Yesterday my kids headed back to school. This year I have a sophomore in high school and an 8th grader. I think it’s funny, that even though they are both full grown teenagers, I still get choked up dropping them off on their first day of school.
I still remember dropping my daughter off at pre-school and being so nervous. Then after lunch I ran by to peek in the window and check in on her. She was sitting by herself at a table and all the other kids were walking around. I started to cry! I called my bestie, CH and cried to her about how I may have made a mistake sending her to a bigger school. It was awful. My heart broker for this sweet little shy girl sitting all by herself! Well, after school when I picked her up, I asked her teacher about it and this is what she said “M is such a sweet child. She really follows directions well. As a matter of fact, the reason she was sitting at the table when you peeked in, was because she already put away all of her play things, and was waiting while the others did the same!”
WHAT??? I cried all afternoon for nothing? She had a GREAT day? She made friends? oh my goodness! What a relief!
I guess I had a little mistaken mommy moment on that one. haha
Well since then, I am so glad that my kids love school. They may not admit that to their friends, but they do. (As do I). But as with all “first days” a bit of anxiety was present – wondering would they have friends to sit with at lunch? would they have good/fun teachers? will they have a good schedule? – oh, by the way, these were MY anxieties! not theirs!! again… haha.
Yep, I had to pull on my big girl panties and trust that my kids would do great. The first day of school always seems to be the longest day for me. I just need them to come home and tell me it all went good.

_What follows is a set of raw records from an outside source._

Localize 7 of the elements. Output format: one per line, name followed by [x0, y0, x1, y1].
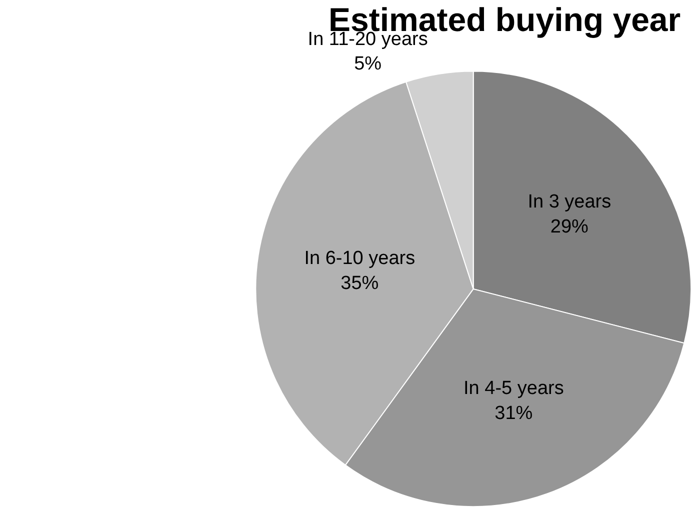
data-label: 31% — [494, 402, 533, 424]
slice-label: In 3 years — [528, 192, 612, 213]
data-label: 5% — [354, 54, 382, 75]
data-label: 35% — [340, 272, 379, 294]
data-label: 29% — [550, 216, 589, 238]
slice-label: In 4-5 years — [464, 378, 564, 400]
slice-label: In 6-10 years — [304, 248, 416, 270]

So, last night, in honor of “fall” beginning, I made chili and corn bread for dinner, then a delicious pumpkin cake for dessert! What a treat, dessert is NOT a usual occurrence at the McCracken household. The best part was that my hubs worked from home yesterday, so while he was making the chili and I was making the cake, the four of us all talked about all of the happenings at school.
It was a GREAT night! I am so grateful that they had a good first day. Saw lots of their friends, had fun lunch buddies, and love their teachers! I guess my lesson I learn every first day of school, is to trust that my kids can take care of themselves. Trust that they will seek out good friends to hang with. Trust that the right teachers are placed at the head of their classrooms every year. Trust that they will be challenged and ready for those challenges. Because every first day of school dinner, this is what I’m told. I am so grateful for these 2 wonderful blessings that push me and my emotions to the edge! I am so grateful for a ever present husband who shares all of these moments with me!
Thank goodness today is the next day! Now, I can put away those first day sissy emotions… until next year!